Wanita itu tampaknya berusia dua puluhan, dengan model rambut ekor kuda yang tinggi, dengan wajah yang halus, yang putih, memerah, dan indah seakan-akan dicat. Dia juga memandang A'niu, matanya begitu memikat bahwa ketika dia sedikit memicingkan matanya, sepertinya dia sedang menggoda.
A'niu merasa jantungnya berdebar kencang melihatnya.
Selain itu, dia berpakaian segar, gaun pendek berenda pink pucat yang drape ringan di atas paha putihnya, dan kilasan semburat musim semi terlihat samar-samar di bawahnya.
Mengikuti lekukan pahanya ke bawah, dia melihat sepasang kaki putih salju yang ramping yang membuat tenggorokan A'niu kencang.
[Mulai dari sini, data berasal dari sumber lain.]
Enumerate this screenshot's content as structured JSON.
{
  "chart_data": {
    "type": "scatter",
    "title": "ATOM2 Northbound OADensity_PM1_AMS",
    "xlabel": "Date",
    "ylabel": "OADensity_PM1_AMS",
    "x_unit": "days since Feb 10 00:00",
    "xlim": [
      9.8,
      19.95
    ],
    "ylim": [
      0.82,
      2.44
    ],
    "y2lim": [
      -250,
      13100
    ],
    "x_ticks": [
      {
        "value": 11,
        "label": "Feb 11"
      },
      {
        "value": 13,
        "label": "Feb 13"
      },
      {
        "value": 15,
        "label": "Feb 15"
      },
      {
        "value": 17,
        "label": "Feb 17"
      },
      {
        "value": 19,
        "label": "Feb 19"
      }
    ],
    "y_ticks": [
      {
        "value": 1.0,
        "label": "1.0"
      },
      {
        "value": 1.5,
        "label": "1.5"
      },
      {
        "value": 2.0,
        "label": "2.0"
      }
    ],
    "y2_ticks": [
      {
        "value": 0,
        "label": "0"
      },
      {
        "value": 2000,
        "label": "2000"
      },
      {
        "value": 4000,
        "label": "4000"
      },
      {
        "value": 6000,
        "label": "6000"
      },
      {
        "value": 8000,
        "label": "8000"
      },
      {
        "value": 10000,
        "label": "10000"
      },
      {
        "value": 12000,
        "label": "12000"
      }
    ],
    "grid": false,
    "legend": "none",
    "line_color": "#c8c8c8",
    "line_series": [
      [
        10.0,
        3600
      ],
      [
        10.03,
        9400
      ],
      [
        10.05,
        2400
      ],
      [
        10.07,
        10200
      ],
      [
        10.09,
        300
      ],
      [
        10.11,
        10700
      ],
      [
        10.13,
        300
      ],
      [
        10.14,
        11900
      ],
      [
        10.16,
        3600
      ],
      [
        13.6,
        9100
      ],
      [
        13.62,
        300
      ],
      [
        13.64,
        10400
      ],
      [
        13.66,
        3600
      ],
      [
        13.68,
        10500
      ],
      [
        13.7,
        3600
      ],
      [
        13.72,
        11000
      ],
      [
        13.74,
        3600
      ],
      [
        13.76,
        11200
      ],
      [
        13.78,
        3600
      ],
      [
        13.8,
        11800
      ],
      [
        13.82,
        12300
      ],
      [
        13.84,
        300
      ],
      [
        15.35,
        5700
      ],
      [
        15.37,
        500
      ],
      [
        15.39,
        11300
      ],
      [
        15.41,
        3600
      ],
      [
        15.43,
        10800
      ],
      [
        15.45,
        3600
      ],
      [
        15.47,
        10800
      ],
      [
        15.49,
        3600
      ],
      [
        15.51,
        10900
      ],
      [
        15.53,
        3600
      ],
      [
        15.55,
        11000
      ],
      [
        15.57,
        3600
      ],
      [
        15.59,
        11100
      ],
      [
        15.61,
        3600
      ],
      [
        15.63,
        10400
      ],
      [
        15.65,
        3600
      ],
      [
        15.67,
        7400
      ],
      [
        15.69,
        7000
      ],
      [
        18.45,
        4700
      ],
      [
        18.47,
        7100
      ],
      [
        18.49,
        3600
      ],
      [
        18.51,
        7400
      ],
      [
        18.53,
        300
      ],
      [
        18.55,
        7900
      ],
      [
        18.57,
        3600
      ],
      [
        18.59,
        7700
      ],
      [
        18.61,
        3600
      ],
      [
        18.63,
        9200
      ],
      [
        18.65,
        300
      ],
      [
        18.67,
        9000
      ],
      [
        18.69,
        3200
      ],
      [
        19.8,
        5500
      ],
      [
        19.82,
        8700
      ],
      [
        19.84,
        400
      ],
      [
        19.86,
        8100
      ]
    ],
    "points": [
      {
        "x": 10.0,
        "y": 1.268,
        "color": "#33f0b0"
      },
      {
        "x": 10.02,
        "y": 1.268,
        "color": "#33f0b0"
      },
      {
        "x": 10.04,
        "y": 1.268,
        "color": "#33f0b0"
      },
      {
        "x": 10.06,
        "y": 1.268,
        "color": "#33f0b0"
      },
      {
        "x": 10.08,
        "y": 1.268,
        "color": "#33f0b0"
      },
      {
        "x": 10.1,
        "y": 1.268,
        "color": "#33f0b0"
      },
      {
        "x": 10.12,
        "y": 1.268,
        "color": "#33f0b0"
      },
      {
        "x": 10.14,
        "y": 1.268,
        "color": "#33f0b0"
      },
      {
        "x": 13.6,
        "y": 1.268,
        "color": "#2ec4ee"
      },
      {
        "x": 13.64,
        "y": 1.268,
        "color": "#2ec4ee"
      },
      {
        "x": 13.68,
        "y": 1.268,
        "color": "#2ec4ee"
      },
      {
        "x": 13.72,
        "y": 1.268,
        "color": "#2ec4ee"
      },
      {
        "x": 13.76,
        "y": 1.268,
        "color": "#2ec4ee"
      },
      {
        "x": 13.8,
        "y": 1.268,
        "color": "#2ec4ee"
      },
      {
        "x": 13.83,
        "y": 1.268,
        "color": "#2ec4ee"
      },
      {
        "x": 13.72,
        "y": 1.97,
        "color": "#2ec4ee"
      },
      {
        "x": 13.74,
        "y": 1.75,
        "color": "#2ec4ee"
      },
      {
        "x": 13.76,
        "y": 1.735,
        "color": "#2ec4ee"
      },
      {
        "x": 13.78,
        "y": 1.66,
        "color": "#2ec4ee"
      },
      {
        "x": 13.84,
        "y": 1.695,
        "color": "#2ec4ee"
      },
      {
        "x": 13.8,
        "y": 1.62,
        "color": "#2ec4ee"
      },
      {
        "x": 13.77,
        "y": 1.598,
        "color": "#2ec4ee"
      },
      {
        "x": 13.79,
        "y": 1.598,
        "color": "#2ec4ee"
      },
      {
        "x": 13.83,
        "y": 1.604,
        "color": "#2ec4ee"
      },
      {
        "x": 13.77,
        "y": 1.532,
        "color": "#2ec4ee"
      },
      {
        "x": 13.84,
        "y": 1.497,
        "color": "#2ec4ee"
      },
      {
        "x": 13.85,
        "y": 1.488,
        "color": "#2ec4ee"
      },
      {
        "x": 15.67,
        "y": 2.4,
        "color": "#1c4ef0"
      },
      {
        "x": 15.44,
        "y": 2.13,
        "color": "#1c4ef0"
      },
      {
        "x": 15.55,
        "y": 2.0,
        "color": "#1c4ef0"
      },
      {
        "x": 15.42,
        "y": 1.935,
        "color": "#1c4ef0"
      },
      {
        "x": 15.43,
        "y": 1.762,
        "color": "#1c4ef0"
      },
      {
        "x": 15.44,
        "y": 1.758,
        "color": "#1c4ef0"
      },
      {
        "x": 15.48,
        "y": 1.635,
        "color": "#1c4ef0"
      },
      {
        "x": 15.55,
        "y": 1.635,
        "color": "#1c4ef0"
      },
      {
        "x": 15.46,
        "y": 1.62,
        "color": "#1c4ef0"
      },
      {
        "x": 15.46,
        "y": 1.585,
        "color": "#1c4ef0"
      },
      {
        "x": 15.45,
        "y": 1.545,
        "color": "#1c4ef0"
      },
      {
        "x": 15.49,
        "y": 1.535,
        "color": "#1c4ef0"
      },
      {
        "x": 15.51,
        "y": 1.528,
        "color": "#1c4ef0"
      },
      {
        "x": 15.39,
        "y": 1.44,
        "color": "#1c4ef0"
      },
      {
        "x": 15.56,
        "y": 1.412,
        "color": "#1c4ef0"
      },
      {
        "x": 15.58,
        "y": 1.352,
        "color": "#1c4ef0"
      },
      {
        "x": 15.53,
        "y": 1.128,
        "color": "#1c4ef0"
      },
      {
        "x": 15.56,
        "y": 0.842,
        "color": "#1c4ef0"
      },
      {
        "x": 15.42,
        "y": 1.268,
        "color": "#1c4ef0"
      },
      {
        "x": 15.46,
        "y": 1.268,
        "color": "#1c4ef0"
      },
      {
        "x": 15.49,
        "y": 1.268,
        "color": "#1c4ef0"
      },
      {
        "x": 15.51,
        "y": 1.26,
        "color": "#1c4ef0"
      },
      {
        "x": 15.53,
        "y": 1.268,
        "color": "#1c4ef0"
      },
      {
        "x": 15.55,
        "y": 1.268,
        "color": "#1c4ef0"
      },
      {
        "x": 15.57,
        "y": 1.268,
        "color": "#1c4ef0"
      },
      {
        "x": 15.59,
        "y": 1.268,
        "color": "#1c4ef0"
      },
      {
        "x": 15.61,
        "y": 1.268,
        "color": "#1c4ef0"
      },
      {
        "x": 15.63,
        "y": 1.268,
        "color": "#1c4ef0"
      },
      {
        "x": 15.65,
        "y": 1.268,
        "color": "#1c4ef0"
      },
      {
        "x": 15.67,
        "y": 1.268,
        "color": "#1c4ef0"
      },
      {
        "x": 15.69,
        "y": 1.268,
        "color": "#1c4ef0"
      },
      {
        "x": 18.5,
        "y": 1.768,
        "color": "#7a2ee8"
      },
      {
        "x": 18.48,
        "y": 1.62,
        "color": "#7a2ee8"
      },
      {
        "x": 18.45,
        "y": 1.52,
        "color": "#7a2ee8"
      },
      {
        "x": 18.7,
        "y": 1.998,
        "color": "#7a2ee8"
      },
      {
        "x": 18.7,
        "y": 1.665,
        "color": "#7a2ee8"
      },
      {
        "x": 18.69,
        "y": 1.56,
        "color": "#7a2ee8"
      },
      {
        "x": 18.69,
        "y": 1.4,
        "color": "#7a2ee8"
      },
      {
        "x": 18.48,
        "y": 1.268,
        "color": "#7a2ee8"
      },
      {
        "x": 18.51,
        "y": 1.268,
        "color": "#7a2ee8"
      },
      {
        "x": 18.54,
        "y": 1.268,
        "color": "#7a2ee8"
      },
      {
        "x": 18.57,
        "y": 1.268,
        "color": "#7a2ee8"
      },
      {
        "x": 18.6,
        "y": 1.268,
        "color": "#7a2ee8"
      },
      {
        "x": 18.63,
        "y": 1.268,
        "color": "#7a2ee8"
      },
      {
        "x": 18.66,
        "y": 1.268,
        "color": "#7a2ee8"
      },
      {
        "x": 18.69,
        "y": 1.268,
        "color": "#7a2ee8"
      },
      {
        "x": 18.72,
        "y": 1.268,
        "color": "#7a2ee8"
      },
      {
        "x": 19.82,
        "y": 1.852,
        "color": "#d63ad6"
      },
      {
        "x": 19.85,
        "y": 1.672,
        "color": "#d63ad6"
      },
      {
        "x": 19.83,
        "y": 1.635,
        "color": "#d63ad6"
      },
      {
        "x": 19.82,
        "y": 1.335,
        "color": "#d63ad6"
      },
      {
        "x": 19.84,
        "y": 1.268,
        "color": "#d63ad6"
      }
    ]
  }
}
Seluruh penampilan gadis itu seperti Putri Naga Kecil murni dan tidak ternoda dari televisi.
A'niu merasa ada gatal yang ingin dia garuk dengan meraih dan mencubit paha putih itu.
"Kamu suka kaki saya?" wanita itu bertanya dengan nada nakal, memperhatikan A'niu.